When the plane lifts off, the cabin pressure shifts and my stomach does that stupid little flip it always does. I press my head back against the seat and close my eyes.
I try to breathe without picturing Dad on a clinic bed with wires on his chest.
I try not to picture the camp sign weathered and torn down.
I fucking fail.
Sleep comes in fragments. Short, jagged naps broken by turbulence, by the flight attendants’ carts, by my own thoughts slamming into me the second my brain tries to quiet down.
At some point, I open my laptop and stare at my editing timeline. The teenage goalie on the screen smiles into the camera, telling me about his dream like dreams are guaranteed.
I almost laugh.
Instead, I close it again and scroll through photos on my phone I haven’t looked at in a year.
Juniper Ridge.
The rink in early morning light.
Cabins lined up like they’re bracing for laughter.
A blurred photo of my mother mid-shout, her face fierce and bright.
A shot of my brothers—two large bodies in too-small camp T-shirts, grinning like they owned the world.
And then—because my brain is cruel—I hit the folder I pretend doesn’t exist.
Callaway at sixteen, sunburned, shirtless, holding a hockey stick like it’s an extension of his arm. His grin aimed straight at the camera like he knows exactly what he’s doing.
Monty at the same age, half-shadowed, leaning against the rink boards, eyes fixed on something outside the frame. He looks like he’s holding himself together with stubbornness alone.
A photo of all three of us in front of the lodge, so young it almost hurts to look at. Me in the middle, smiling like I’m safe—like the world can’t touch us if we stand close enough. Like we’re a secret the universe approves of.
I’m smiling like we were perfect together, like love was something you could hold in your hands and never drop. As if it would last just because I wanted it to.
I lock my phone so fast my thumb slips. I sit there with my hands clenched in my lap, staring at the blank screen like it’s going to explain what to do with a life that keeps dragging me back to the same two people. The plane lands with a jolt that feels like a warning.
Welcome to the city, where the air tastes like coffee and fumes and ambition. Where people move like they’re late even when they’re not going anywhere. Where no one pauses long enough to hear their own fear.

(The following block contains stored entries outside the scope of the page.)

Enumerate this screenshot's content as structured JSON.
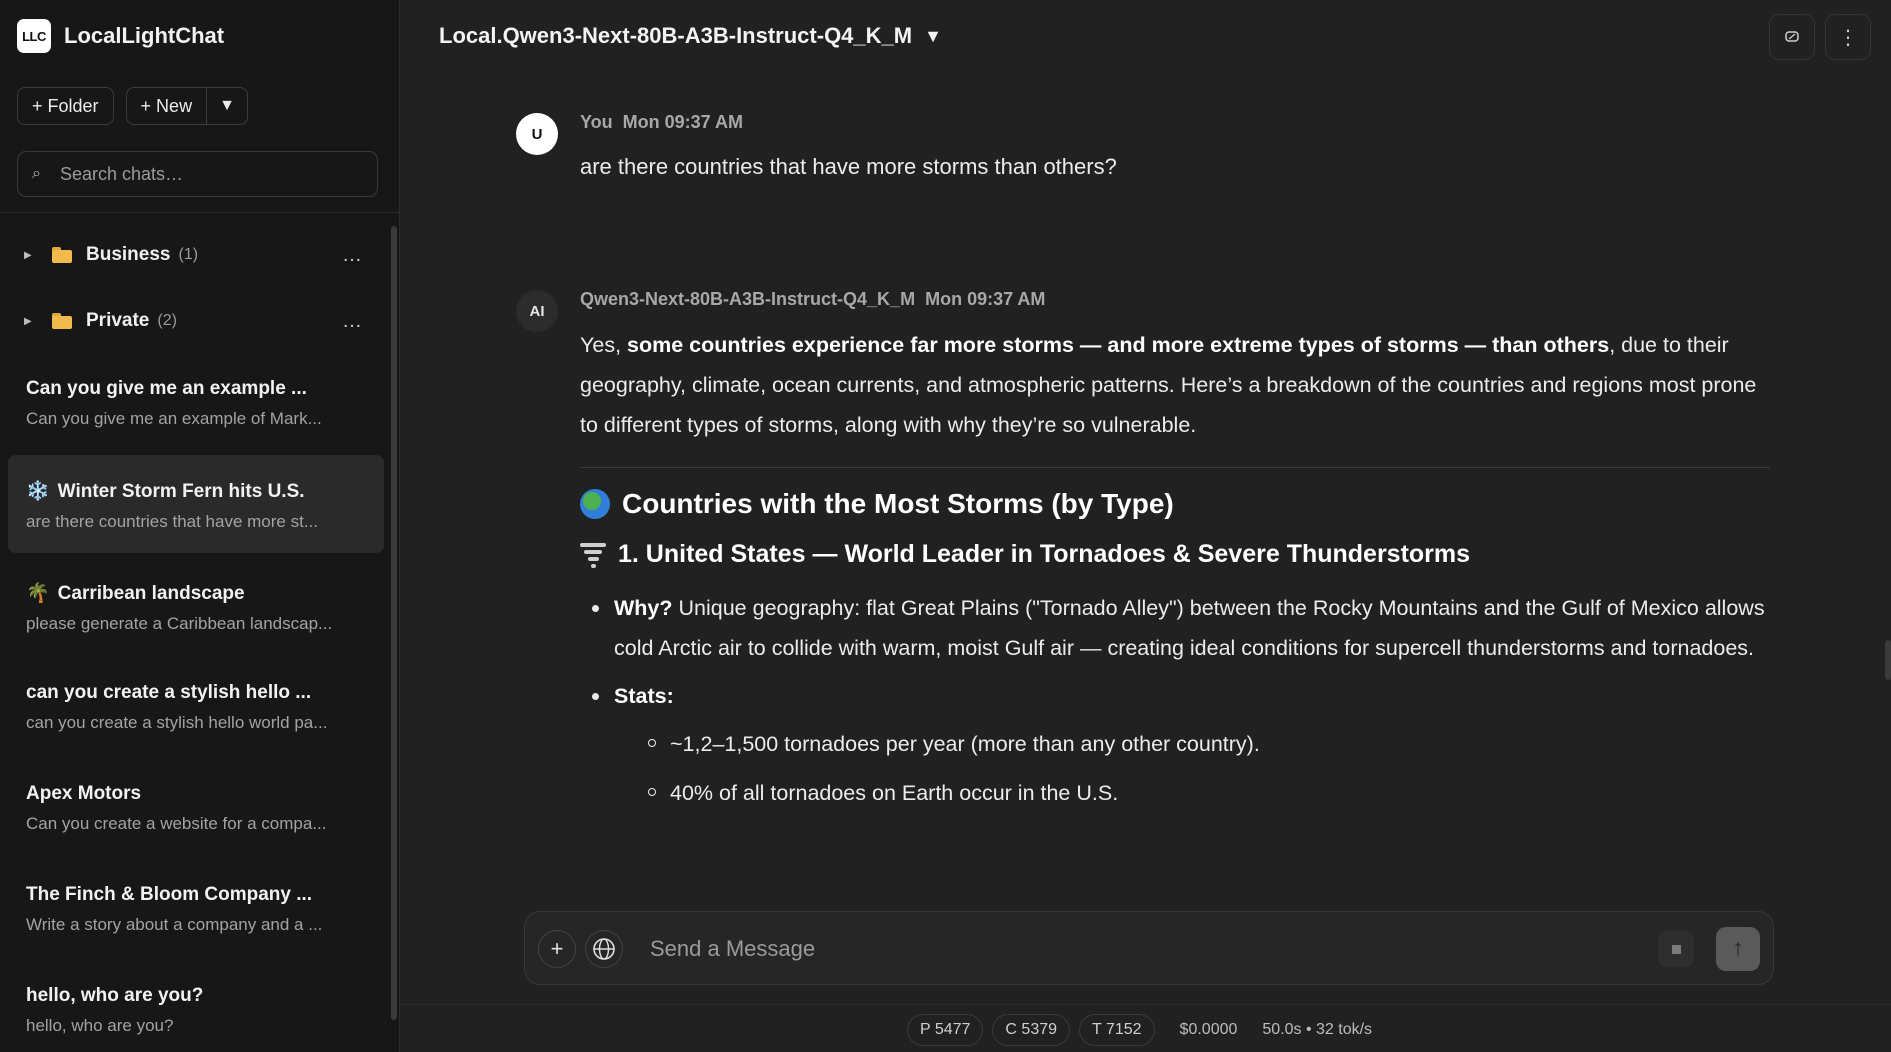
{
  "brand": {
    "logo": "LLC",
    "name": "LocalLightChat"
  },
  "sidebar": {
    "folder_button": "+ Folder",
    "new_button": "+ New",
    "new_menu": "▼",
    "search_placeholder": "Search chats…",
    "folders": [
      {
        "name": "Business",
        "count": "(1)",
        "menu": "…"
      },
      {
        "name": "Private",
        "count": "(2)",
        "menu": "…"
      }
    ],
    "chats": [
      {
        "title": "Can you give me an example ...",
        "preview": "Can you give me an example of Mark...",
        "emoji": ""
      },
      {
        "title": "Winter Storm Fern hits U.S.",
        "preview": "are there countries that have more st...",
        "emoji": "❄️",
        "active": true
      },
      {
        "title": "Carribean landscape",
        "preview": "please generate a Caribbean landscap...",
        "emoji": "🌴"
      },
      {
        "title": "can you create a stylish hello ...",
        "preview": "can you create a stylish hello world pa...",
        "emoji": ""
      },
      {
        "title": "Apex Motors",
        "preview": "Can you create a website for a compa...",
        "emoji": ""
      },
      {
        "title": "The Finch & Bloom Company ...",
        "preview": "Write a story about a company and a ...",
        "emoji": ""
      },
      {
        "title": "hello, who are you?",
        "preview": "hello, who are you?",
        "emoji": ""
      }
    ]
  },
  "header": {
    "model": "Local.Qwen3-Next-80B-A3B-Instruct-Q4_K_M",
    "model_arrow": "▼",
    "menu_icon": "⋮"
  },
  "messages": {
    "user": {
      "avatar": "U",
      "author": "You",
      "time": "Mon 09:37 AM",
      "text": "are there countries that have more storms than others?"
    },
    "ai": {
      "avatar": "AI",
      "author": "Qwen3-Next-80B-A3B-Instruct-Q4_K_M",
      "time": "Mon 09:37 AM",
      "intro_a": "Yes, ",
      "intro_bold": "some countries experience far more storms — and more extreme types of storms — than others",
      "intro_b": ", due to their geography, climate, ocean currents, and atmospheric patterns. Here’s a breakdown of the countries and regions most prone to different types of storms, along with why they’re so vulnerable.",
      "heading": "Countries with the Most Storms (by Type)",
      "subheading": "1. United States — World Leader in Tornadoes & Severe Thunderstorms",
      "why_label": "Why?",
      "why_text": " Unique geography: flat Great Plains (\"Tornado Alley\") between the Rocky Mountains and the Gulf of Mexico allows cold Arctic air to collide with warm, moist Gulf air — creating ideal conditions for supercell thunderstorms and tornadoes.",
      "stats_label": "Stats:",
      "stats": [
        "~1,2–1,500 tornadoes per year (more than any other country).",
        "40% of all tornadoes on Earth occur in the U.S."
      ]
    }
  },
  "composer": {
    "plus": "+",
    "placeholder": "Send a Message",
    "send": "↑"
  },
  "footer": {
    "p": "P 5477",
    "c": "C 5379",
    "t": "T 7152",
    "cost": "$0.0000",
    "speed": "50.0s • 32 tok/s"
  }
}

JFK is the opposite of Juniper Ridge in every way. Loud. Crowded. Bright. It doesn’t leave room for feelings. I stand in the aisle with the rest of the passengers, shoulder-to-shoulder, and let the crowd carry me forward. My body is on autopilot—passport, customs, baggage claim.
And yet, the second I step into the terminal, my phone vibrates again.
For one awful second, my heart stops because I think it’s Dad.
It’s not.
It’s Callaway.
No words yet. Just his name on my screen, ringing.
I stare at it, my pulse tripping over itself, and all I can think is—fuck. I’m not ready for any of this.